December kicked off with some of the most conflicting video game news I’ve heard in months. Respawn Entertainment, best known for Apex Legends, Titanfall and Star Wars Jedi: Fallen Order, took to Twitter to announce that the first Titanfall would be removed from all digital storefronts and discontinued from subscription services such as EA Play in March.
I’ve written about the series, and I admit I’m a big fan. 2014’s Titanfall promised to be an epic multiplayer arena shooter combining mech warfare with acrobatic foot soldier combat, and it did just that. However, its player base fizzled out within months despite an incredible amount of hype – the biggest gripe from many being the lack of a dedicated single-player campaign. You were either throwing down against other gamers online, or you weren’t playing Titanfall at all.
Respawn Entertainment took note of the criticism when it released Titanfall 2 two years later. It enjoyed a much warmer reception for its better-balanced multiplayer gameplay and invigorating single-player story, but its sales struggled due to stiff competition – the title was released one week before Battlefield 1 and one week before Call of Duty: Infinite Warfare, two heavy-hitters occupying the same genre.
Today, Titanfall 2 enjoys a modest player base, with a few thousand gamers online at any given time. It’s not much compared to the hundreds of thousands playing Fortnite on a constant basis, but it’s something. Most people abandoned Titanfall in favor of the sequel, but the chances of it thriving in any capacity were ruined by Respawn’s failure to address years of constant distributed denial of service attacks.
Without getting overly technical, a “DDoS attack” occurs when a hacker floods a server with superfluous requests to overload the system and prevent it from fulfilling legitimate requests. For online games, this either leads to players being unable to connect at all or results in horrible latency wherein button presses are acknowledged seconds late. Essentially, grudge-holding hackers have been rendering Titanfall unplayable for the past two years.
In July, Respawn community coordinator Jason Garza let it slip that only two employees were attempting to resolve this issue, whereas hundreds of developers plug away every day at the company’s moneymaker, Apex Legends. Titanfall fans weren’t too pleased, and it led one fan to initiate DDoS attacks on Apex Legends in retaliation. Of course, it was fixed within hours.
Such petty behavior is never warranted, but I share the annoyance and impatience with Respawn. There’s a palpable amount of irony in the developer being able to quickly put a stop to the exact same method of hacking that has plagued Titanfall for years.
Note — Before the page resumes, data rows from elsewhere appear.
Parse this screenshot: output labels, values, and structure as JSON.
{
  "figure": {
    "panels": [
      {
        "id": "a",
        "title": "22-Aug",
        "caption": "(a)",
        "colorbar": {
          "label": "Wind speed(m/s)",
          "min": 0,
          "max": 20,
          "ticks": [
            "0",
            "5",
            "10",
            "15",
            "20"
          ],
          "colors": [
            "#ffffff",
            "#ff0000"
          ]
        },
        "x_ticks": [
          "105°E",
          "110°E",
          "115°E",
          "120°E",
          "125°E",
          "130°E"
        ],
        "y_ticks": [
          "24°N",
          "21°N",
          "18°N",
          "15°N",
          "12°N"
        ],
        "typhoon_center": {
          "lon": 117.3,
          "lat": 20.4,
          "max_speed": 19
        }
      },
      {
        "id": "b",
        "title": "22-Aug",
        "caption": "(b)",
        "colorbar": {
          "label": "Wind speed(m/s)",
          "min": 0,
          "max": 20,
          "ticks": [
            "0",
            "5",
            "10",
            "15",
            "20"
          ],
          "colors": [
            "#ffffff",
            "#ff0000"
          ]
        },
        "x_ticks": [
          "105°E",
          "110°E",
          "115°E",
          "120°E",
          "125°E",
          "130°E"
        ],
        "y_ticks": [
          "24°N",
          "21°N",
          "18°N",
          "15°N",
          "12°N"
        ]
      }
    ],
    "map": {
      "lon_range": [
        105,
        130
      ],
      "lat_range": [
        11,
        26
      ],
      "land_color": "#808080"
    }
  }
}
The truth is Respawn is in the business of making money, and Apex Legends’ method of selling cosmetic items is a superior business model to Titanfall’s traditional pay-once, play-forever standard – especially when Apex Legends has millions of active players compared to Titanfall’s mere thousands.
I understand why Apex Legends is prioritized, but I wish the company would be upfront about it instead of issuing a statement saying “Titanfall is core to Respawn’s DNA” while also essentially admitting its unwillingness to defend the game against hackers.
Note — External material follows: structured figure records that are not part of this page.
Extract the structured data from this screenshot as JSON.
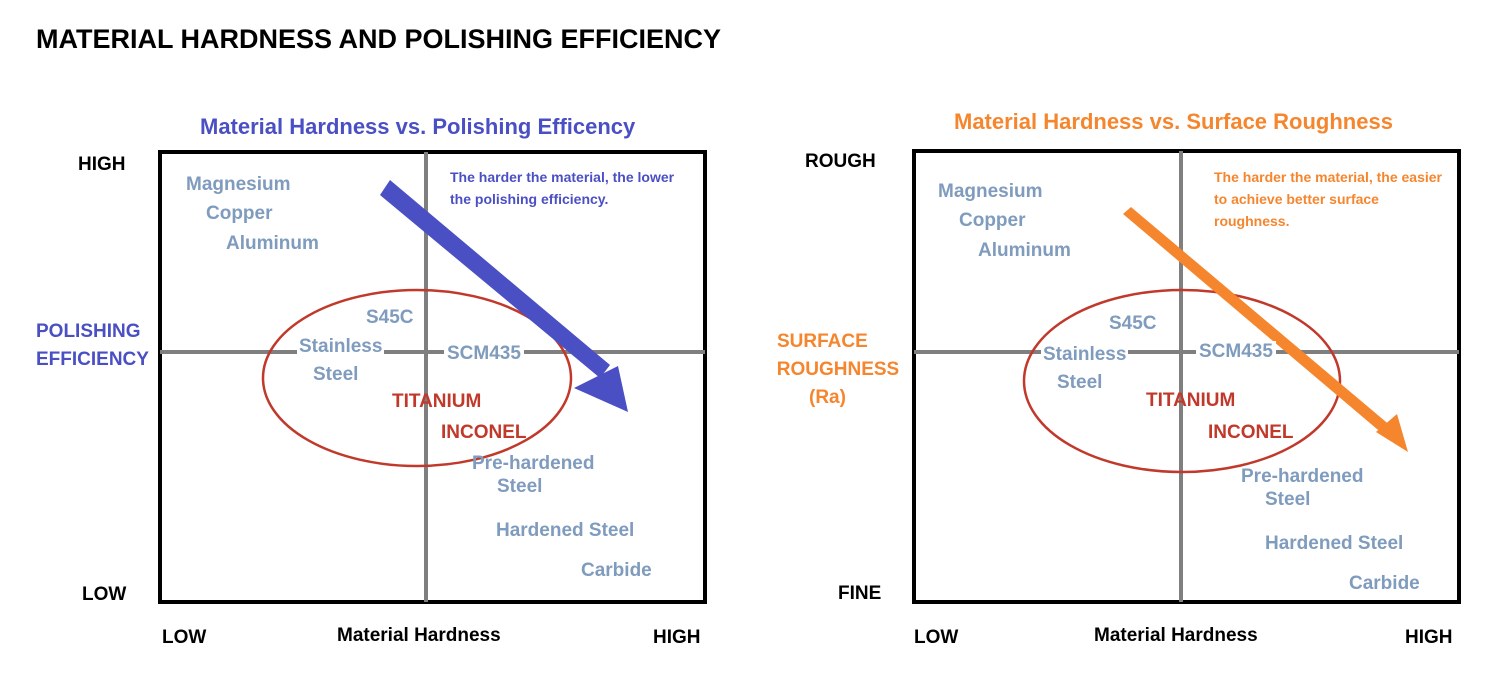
{
  "page_title": "MATERIAL HARDNESS AND POLISHING EFFICIENCY",
  "colors": {
    "blue": "#4a4fc4",
    "orange": "#f5862e",
    "material": "#7f9bbd",
    "highlight": "#c0392b",
    "axis_line": "#7f7f7f",
    "frame": "#000000"
  },
  "charts": [
    {
      "title": "Material Hardness vs. Polishing Efficency",
      "y_label_lines": [
        "POLISHING",
        "EFFICIENCY"
      ],
      "y_high": "HIGH",
      "y_low": "LOW",
      "x_low": "LOW",
      "x_label": "Material Hardness",
      "x_high": "HIGH",
      "note": "The harder the material, the lower the polishing efficiency."
    },
    {
      "title": "Material Hardness vs. Surface Roughness",
      "y_label_lines": [
        "SURFACE",
        "ROUGHNESS",
        "(Ra)"
      ],
      "y_high": "ROUGH",
      "y_low": "FINE",
      "x_low": "LOW",
      "x_label": "Material Hardness",
      "x_high": "HIGH",
      "note": "The harder the material, the easier to achieve better surface roughness."
    }
  ],
  "materials": {
    "magnesium": "Magnesium",
    "copper": "Copper",
    "aluminum": "Aluminum",
    "s45c": "S45C",
    "stainless_1": "Stainless",
    "stainless_2": "Steel",
    "scm435": "SCM435",
    "titanium": "TITANIUM",
    "inconel": "INCONEL",
    "prehardened_1": "Pre-hardened",
    "prehardened_2": "Steel",
    "hardened": "Hardened Steel",
    "carbide": "Carbide"
  }
}
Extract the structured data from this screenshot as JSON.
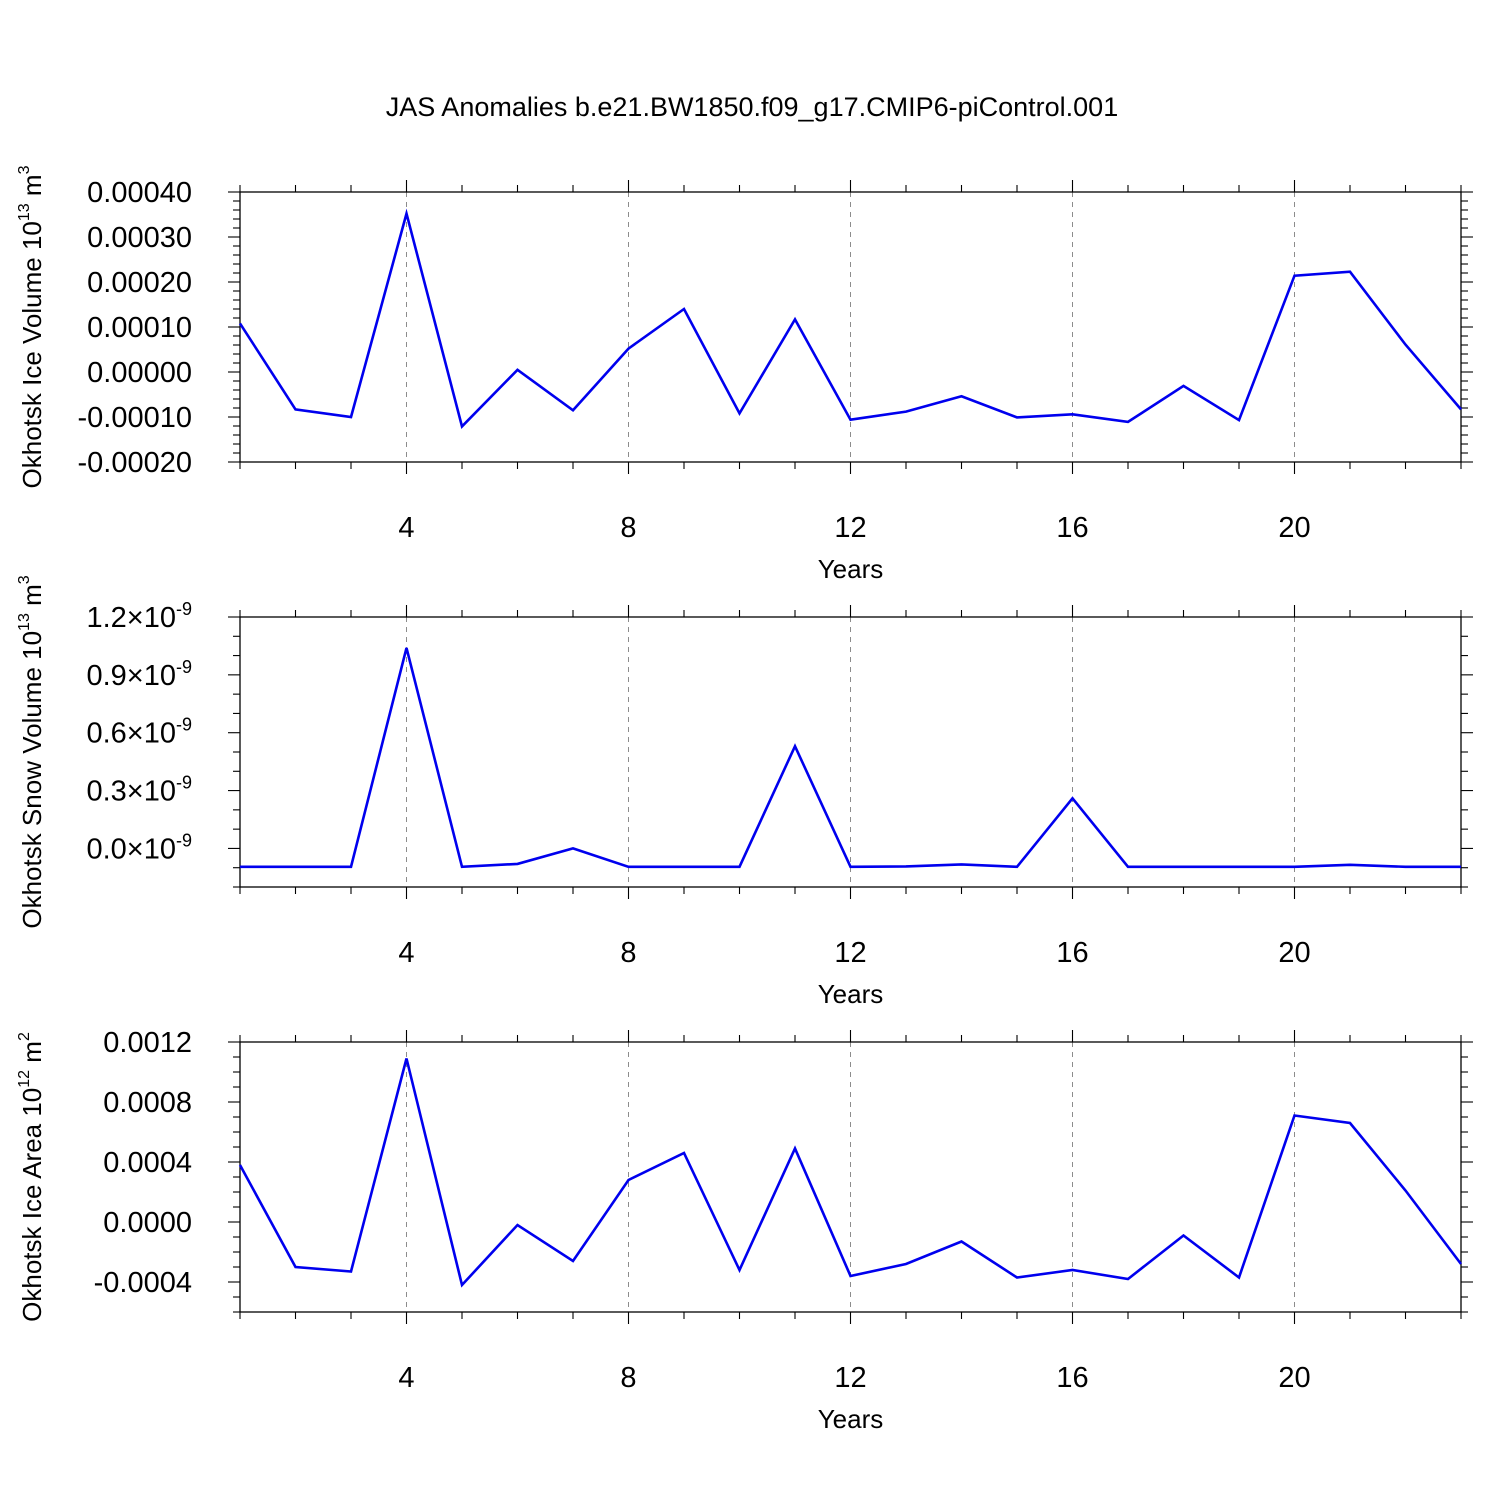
{
  "figure": {
    "title": "JAS Anomalies b.e21.BW1850.f09_g17.CMIP6-piControl.001"
  },
  "chart_data": [
    {
      "type": "line",
      "xlabel": "Years",
      "ylabel": {
        "text": "Okhotsk Ice Volume 10",
        "sup1": "13",
        "mid": " m",
        "sup2": "3"
      },
      "xlim": [
        1,
        23
      ],
      "ylim": [
        -0.0002,
        0.0004
      ],
      "x_ticks": [
        4,
        8,
        12,
        16,
        20
      ],
      "x_tick_labels": [
        "4",
        "8",
        "12",
        "16",
        "20"
      ],
      "y_ticks": [
        -0.0002,
        -0.0001,
        0.0,
        0.0001,
        0.0002,
        0.0003,
        0.0004
      ],
      "y_tick_labels": [
        "-0.00020",
        "-0.00010",
        "0.00000",
        "0.00010",
        "0.00020",
        "0.00030",
        "0.00040"
      ],
      "y_minor_step": 2e-05,
      "grid": "vertical-dashed",
      "color": "#0000ee",
      "series": [
        {
          "x": [
            1,
            2,
            3,
            4,
            5,
            6,
            7,
            8,
            9,
            10,
            11,
            12,
            13,
            14,
            15,
            16,
            17,
            18,
            19,
            20,
            21,
            22,
            23
          ],
          "values": [
            0.000108,
            -8.3e-05,
            -0.0001,
            0.000352,
            -0.000121,
            5e-06,
            -8.5e-05,
            5.2e-05,
            0.00014,
            -9.2e-05,
            0.000117,
            -0.000106,
            -8.8e-05,
            -5.4e-05,
            -0.000101,
            -9.4e-05,
            -0.000111,
            -3.1e-05,
            -0.000107,
            0.000214,
            0.000223,
            6.1e-05,
            -8.3e-05
          ]
        }
      ]
    },
    {
      "type": "line",
      "xlabel": "Years",
      "ylabel": {
        "text": "Okhotsk Snow Volume 10",
        "sup1": "13",
        "mid": " m",
        "sup2": "3"
      },
      "xlim": [
        1,
        23
      ],
      "ylim": [
        -0.2,
        1.2
      ],
      "x_ticks": [
        4,
        8,
        12,
        16,
        20
      ],
      "x_tick_labels": [
        "4",
        "8",
        "12",
        "16",
        "20"
      ],
      "y_ticks": [
        0.0,
        0.3,
        0.6,
        0.9,
        1.2
      ],
      "y_tick_labels": [
        {
          "mantissa": "0.0",
          "times": "×10",
          "exp": "-9"
        },
        {
          "mantissa": "0.3",
          "times": "×10",
          "exp": "-9"
        },
        {
          "mantissa": "0.6",
          "times": "×10",
          "exp": "-9"
        },
        {
          "mantissa": "0.9",
          "times": "×10",
          "exp": "-9"
        },
        {
          "mantissa": "1.2",
          "times": "×10",
          "exp": "-9"
        }
      ],
      "y_minor_step": 0.1,
      "grid": "vertical-dashed",
      "color": "#0000ee",
      "series": [
        {
          "x": [
            1,
            2,
            3,
            4,
            5,
            6,
            7,
            8,
            9,
            10,
            11,
            12,
            13,
            14,
            15,
            16,
            17,
            18,
            19,
            20,
            21,
            22,
            23
          ],
          "values": [
            -0.095,
            -0.095,
            -0.095,
            1.04,
            -0.095,
            -0.08,
            0.0,
            -0.095,
            -0.095,
            -0.095,
            0.53,
            -0.095,
            -0.093,
            -0.083,
            -0.095,
            0.26,
            -0.095,
            -0.095,
            -0.095,
            -0.095,
            -0.085,
            -0.095,
            -0.095
          ]
        }
      ]
    },
    {
      "type": "line",
      "xlabel": "Years",
      "ylabel": {
        "text": "Okhotsk Ice Area 10",
        "sup1": "12",
        "mid": " m",
        "sup2": "2"
      },
      "xlim": [
        1,
        23
      ],
      "ylim": [
        -0.0006,
        0.0012
      ],
      "x_ticks": [
        4,
        8,
        12,
        16,
        20
      ],
      "x_tick_labels": [
        "4",
        "8",
        "12",
        "16",
        "20"
      ],
      "y_ticks": [
        -0.0004,
        0.0,
        0.0004,
        0.0008,
        0.0012
      ],
      "y_tick_labels": [
        "-0.0004",
        "0.0000",
        "0.0004",
        "0.0008",
        "0.0012"
      ],
      "y_minor_step": 0.0001,
      "grid": "vertical-dashed",
      "color": "#0000ee",
      "series": [
        {
          "x": [
            1,
            2,
            3,
            4,
            5,
            6,
            7,
            8,
            9,
            10,
            11,
            12,
            13,
            14,
            15,
            16,
            17,
            18,
            19,
            20,
            21,
            22,
            23
          ],
          "values": [
            0.00038,
            -0.0003,
            -0.00033,
            0.00109,
            -0.00042,
            -2e-05,
            -0.00026,
            0.00028,
            0.00046,
            -0.00032,
            0.00049,
            -0.00036,
            -0.00028,
            -0.00013,
            -0.00037,
            -0.00032,
            -0.00038,
            -9e-05,
            -0.00037,
            0.00071,
            0.00066,
            0.00021,
            -0.00028
          ]
        }
      ]
    }
  ]
}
It’s ultimately for the best that a game long rendered unplayable be removed from digital storefronts, but it was undeniably scummy for Respawn not to admit defeat sooner, permitting the broken game to sell to droves of uninformed gamers for two years.
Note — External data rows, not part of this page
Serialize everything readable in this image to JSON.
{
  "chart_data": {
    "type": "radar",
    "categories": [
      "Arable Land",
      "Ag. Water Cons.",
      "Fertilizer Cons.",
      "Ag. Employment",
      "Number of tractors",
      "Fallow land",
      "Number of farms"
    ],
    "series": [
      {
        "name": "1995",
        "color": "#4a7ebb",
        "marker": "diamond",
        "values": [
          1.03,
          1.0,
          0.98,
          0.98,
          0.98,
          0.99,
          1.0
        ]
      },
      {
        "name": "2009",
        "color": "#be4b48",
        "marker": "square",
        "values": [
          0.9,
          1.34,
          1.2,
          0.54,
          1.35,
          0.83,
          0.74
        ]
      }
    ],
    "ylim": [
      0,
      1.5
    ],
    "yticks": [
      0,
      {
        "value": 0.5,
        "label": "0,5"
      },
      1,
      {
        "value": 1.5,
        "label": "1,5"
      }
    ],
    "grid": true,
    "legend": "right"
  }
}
In recent months, Titanfall 2 has been receiving similar DDoS attacks. The hacks aren’t ceaseless, but it’s still a disturbing trend, and I’d hate to see the game die the same as its predecessor – where would fans go then? Apex Legends may take place in the same universe, but it employs a battle royale format, and there are no mechs to pilot. It’s a fun game, but it lacks that special something that makes Titanfall so wonderfully unique.